Alle Zutaten müssen UNBEDINGT Zimmertemperatur haben!!! Frischkäse, Butter und Nutella in der Küchenmaschine gründlich verrühren, Staubzucker dazu sieben und auf kleiner Stufe unterrühren. Dann nochmal die Küchenmaschine hochdrehen, damit sich eine schöne homogene Masse bildet.

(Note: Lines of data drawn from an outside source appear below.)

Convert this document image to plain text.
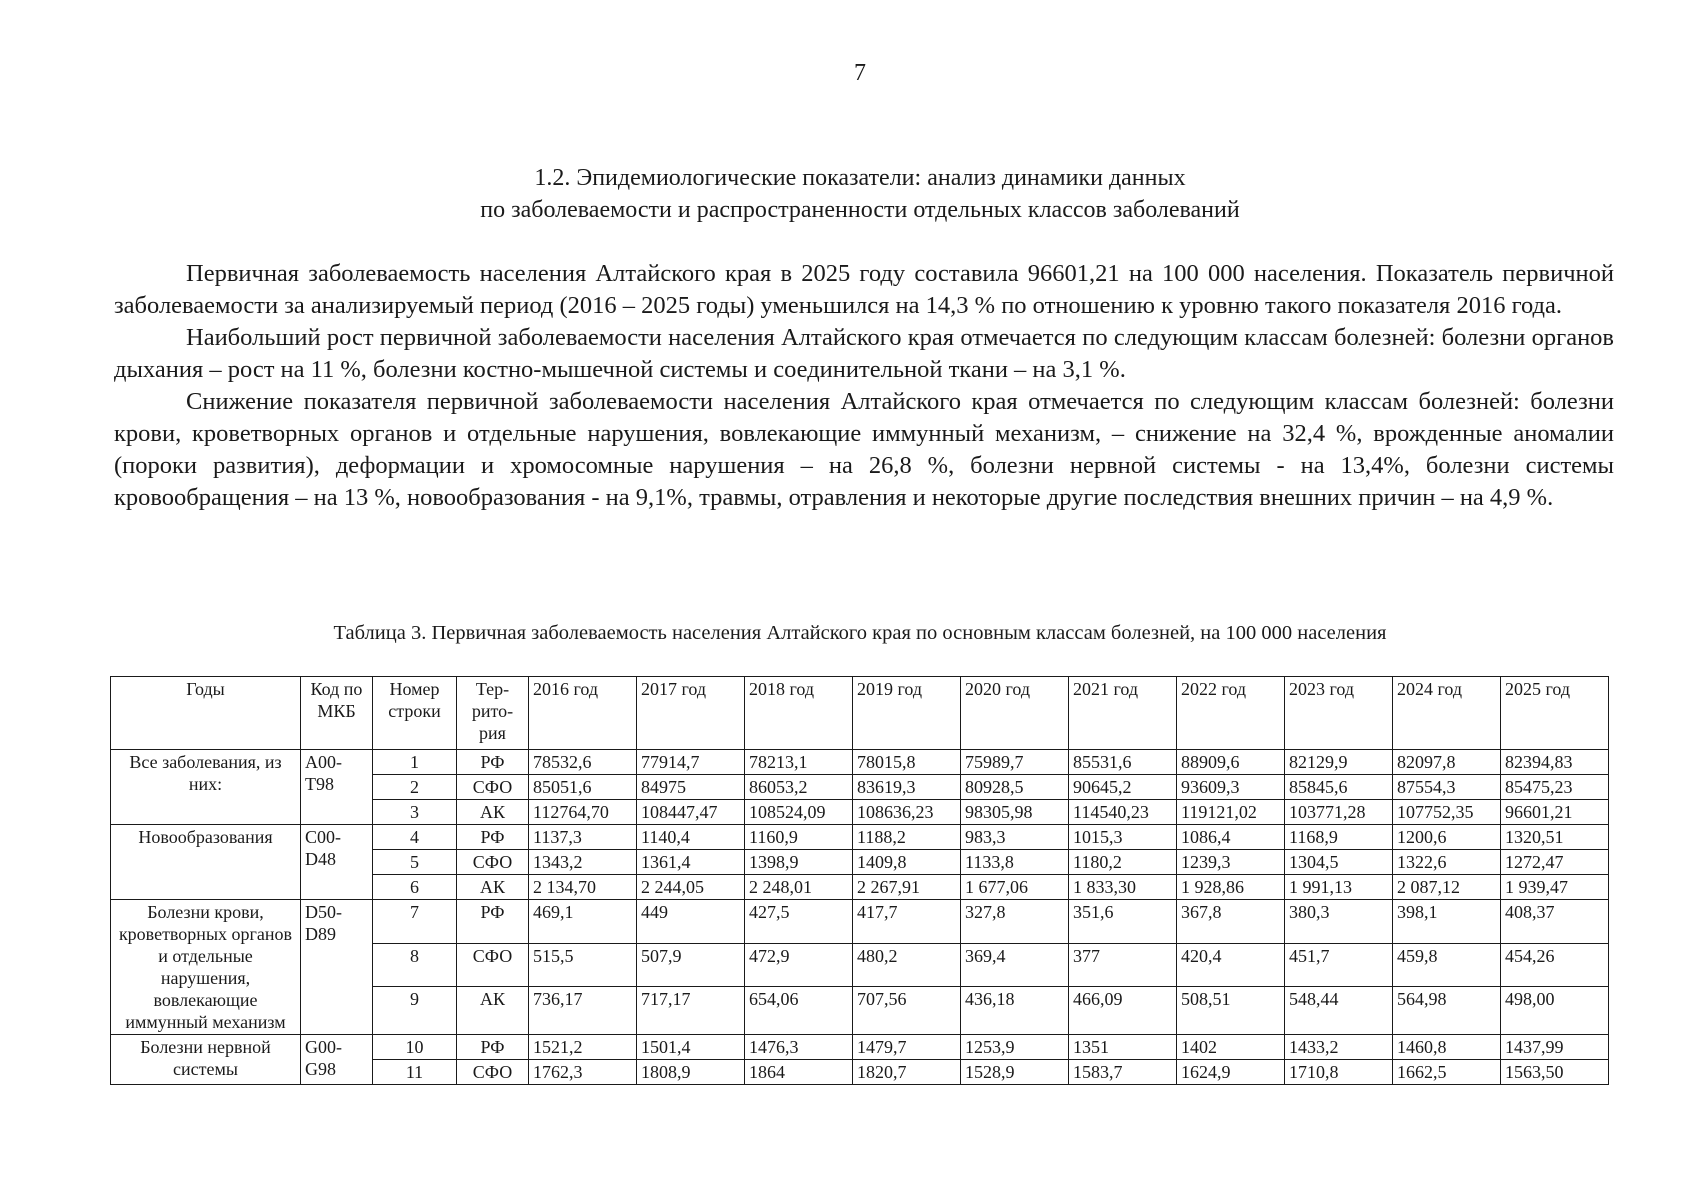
7
1.2. Эпидемиологические показатели: анализ динамики данных
по заболеваемости и распространенности отдельных классов заболеваний

Первичная заболеваемость населения Алтайского края в 2025 году составила 96601,21 на 100 000 населения. Показатель первичной заболеваемости за анализируемый период (2016 – 2025 годы) уменьшился на 14,3 % по отношению к уровню такого показателя 2016 года.

Наибольший рост первичной заболеваемости населения Алтайского края отмечается по следующим классам болезней: болезни органов дыхания – рост на 11 %, болезни костно-мышечной системы и соединительной ткани – на 3,1 %.

Снижение показателя первичной заболеваемости населения Алтайского края отмечается по следующим классам болезней: болезни крови, кроветворных органов и отдельные нарушения, вовлекающие иммунный механизм, – снижение на 32,4 %, врожденные аномалии (пороки развития), деформации и хромосомные нарушения – на 26,8 %, болезни нервной системы - на 13,4%, болезни системы кровообращения – на 13 %, новообразования - на 9,1%, травмы, отравления и некоторые другие последствия внешних причин – на 4,9 %.

Таблица 3. Первичная заболеваемость населения Алтайского края по основным классам болезней, на 100 000 населения
Годы	Код по МКБ	Номер строки	Тер-рито-рия	2016 год	2017 год	2018 год	2019 год	2020 год	2021 год	2022 год	2023 год	2024 год	2025 год
Все заболевания, из них:	A00-T98	1	РФ	78532,6	77914,7	78213,1	78015,8	75989,7	85531,6	88909,6	82129,9	82097,8	82394,83
		2	СФО	85051,6	84975	86053,2	83619,3	80928,5	90645,2	93609,3	85845,6	87554,3	85475,23
		3	АК	112764,70	108447,47	108524,09	108636,23	98305,98	114540,23	119121,02	103771,28	107752,35	96601,21
Новообразования	C00-D48	4	РФ	1137,3	1140,4	1160,9	1188,2	983,3	1015,3	1086,4	1168,9	1200,6	1320,51
		5	СФО	1343,2	1361,4	1398,9	1409,8	1133,8	1180,2	1239,3	1304,5	1322,6	1272,47
		6	АК	2 134,70	2 244,05	2 248,01	2 267,91	1 677,06	1 833,30	1 928,86	1 991,13	2 087,12	1 939,47
Болезни крови, кроветворных органов и отдельные нарушения, вовлекающие иммунный механизм	D50-D89	7	РФ	469,1	449	427,5	417,7	327,8	351,6	367,8	380,3	398,1	408,37
		8	СФО	515,5	507,9	472,9	480,2	369,4	377	420,4	451,7	459,8	454,26
		9	АК	736,17	717,17	654,06	707,56	436,18	466,09	508,51	548,44	564,98	498,00
Болезни нервной системы	G00-G98	10	РФ	1521,2	1501,4	1476,3	1479,7	1253,9	1351	1402	1433,2	1460,8	1437,99
		11	СФО	1762,3	1808,9	1864	1820,7	1528,9	1583,7	1624,9	1710,8	1662,5	1563,50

Dann je nach Konsistenz auf die Muffins aufdressieren, auflöffeln, aufstreichen, …

Da im Frosting schon so viel Zucker drin ist, hab ich bei den Muffins die Zuckermenge auf einen halben Becher reduziert.

 

Ja, es schmeckt ...

Unsere Cupcakearmee

Zu Risiken und Nebenwirkungen fragen Sie Ihren Zahnarzt oder die Weight Watchers.